Epigenetics and related research provide the language and a framework for the intersection of critical race theory and biology, which should be used across clinics and research labs. It begins to elucidate how the sociopolitical effects of racism are quite literally changing the building blocks of biochemical life. This allows critical race theorists and clinicians alike to show how socially constructed race categories and racist society cause intergenerational harm on the cellular level. In other words, “critical philosophy of race should also be critical physiology of race” and vice versa.[12] These fields of research show most clearly that as clinicians and researchers, we cannot engage in health without understanding both biology and critical race theory.
It is crucial to recognize that research in epigenetics and developmental origins complements but does not replace the understanding of social and structural determinants of health. Exposures at every level, from cortisol in utero up through mass incarceration, environmental racism, and white supremacy, contribute to biological risk. Thus, it is necessary and critical to clearly articulate that epigenetics does not constitute scientific evidence that Black and brown bodies are permanently damaged or broken. We as clinicians and researchers need to be loudly unequivocal that epigenetics is one line of promising research into how the many levels of racism cause biological harm, and that race is not a risk factor for disease.

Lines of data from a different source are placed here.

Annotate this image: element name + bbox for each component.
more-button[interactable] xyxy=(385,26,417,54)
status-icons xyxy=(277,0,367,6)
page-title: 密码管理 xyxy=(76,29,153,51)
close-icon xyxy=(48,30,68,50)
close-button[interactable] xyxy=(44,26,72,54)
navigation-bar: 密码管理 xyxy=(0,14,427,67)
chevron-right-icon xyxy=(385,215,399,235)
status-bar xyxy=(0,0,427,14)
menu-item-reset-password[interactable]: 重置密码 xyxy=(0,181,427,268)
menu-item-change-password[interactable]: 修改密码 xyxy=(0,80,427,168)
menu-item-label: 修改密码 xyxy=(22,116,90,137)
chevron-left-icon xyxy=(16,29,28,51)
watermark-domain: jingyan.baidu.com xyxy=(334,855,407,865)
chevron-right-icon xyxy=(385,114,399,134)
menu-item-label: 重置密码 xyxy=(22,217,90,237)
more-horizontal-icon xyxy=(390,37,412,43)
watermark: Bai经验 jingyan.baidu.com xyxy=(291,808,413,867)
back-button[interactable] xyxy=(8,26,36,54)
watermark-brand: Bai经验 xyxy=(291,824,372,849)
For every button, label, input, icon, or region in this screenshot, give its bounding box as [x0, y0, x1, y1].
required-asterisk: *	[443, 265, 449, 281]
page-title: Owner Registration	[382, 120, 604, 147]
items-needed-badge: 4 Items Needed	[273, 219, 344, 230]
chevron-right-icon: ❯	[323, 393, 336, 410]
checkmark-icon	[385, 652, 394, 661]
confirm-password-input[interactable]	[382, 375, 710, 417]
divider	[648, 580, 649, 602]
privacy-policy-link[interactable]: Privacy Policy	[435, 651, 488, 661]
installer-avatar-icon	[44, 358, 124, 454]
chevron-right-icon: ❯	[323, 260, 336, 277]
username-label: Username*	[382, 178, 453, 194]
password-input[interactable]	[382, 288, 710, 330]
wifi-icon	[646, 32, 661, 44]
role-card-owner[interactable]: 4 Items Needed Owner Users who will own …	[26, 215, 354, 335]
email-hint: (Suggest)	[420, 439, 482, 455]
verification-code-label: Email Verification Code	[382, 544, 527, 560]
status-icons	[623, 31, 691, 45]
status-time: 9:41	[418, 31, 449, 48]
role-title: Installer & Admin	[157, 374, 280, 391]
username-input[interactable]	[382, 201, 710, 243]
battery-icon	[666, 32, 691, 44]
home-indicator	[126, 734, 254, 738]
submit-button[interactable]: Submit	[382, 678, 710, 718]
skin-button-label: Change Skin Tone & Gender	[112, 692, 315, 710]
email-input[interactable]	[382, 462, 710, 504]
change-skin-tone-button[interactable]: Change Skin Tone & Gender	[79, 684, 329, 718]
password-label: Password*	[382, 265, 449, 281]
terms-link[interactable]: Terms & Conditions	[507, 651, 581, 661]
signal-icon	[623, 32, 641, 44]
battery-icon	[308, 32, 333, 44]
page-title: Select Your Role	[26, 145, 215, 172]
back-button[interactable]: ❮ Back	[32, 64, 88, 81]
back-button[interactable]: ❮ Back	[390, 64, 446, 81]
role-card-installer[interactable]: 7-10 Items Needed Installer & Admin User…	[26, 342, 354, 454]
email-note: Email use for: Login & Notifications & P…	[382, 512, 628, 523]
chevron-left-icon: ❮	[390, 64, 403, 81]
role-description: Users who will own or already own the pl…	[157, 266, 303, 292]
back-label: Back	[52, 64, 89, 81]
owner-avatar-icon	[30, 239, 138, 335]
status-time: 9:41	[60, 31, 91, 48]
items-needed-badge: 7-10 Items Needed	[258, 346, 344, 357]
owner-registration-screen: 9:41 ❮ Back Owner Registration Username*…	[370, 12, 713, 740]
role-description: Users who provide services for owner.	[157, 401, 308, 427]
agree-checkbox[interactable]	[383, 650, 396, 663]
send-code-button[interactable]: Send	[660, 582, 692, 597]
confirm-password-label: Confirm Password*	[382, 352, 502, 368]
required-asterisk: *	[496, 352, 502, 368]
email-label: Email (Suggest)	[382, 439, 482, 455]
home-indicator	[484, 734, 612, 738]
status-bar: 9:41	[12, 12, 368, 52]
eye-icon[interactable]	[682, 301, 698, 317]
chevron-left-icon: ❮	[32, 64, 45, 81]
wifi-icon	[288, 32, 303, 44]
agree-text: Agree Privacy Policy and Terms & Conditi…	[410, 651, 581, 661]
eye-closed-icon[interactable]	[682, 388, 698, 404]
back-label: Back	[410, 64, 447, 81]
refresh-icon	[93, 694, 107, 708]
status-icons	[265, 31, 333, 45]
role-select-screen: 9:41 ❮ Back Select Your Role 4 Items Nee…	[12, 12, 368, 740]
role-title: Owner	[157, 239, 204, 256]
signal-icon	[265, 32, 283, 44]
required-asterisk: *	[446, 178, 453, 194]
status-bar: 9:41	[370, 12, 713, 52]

This understanding of epigenetics calls on clinicians and medical educators to learn critical race theory, to become active in investigating social and structural determinants of health, and to equip themselves with the language and tools to identify racism, not race, as a cause of racial health disparities.
As medical students, we have seen that such physicians and health-care professionals are thus compelled to not only treat the medical concerns but also the structural ills in society. Our training in both medicine and critical race theory has taught us that race has no business in clinical guidelines and that the use of race in clinical guidelines is just one symptom of much larger systems of oppression. Further, the conflation of race with biology has real, negative consequences when it is incorporated into clinical practice. We are not the first to say this. Yet we seek to be physician-activists who change it. Therefore, we call on our colleagues and our educators to discontinue the use of race in guidelines as one step toward equity. We call on students, physicians, and educators to use the power of medicine to help create an equitable world in which racism no longer causes biopsychosocial harms for this generation and the ones to come.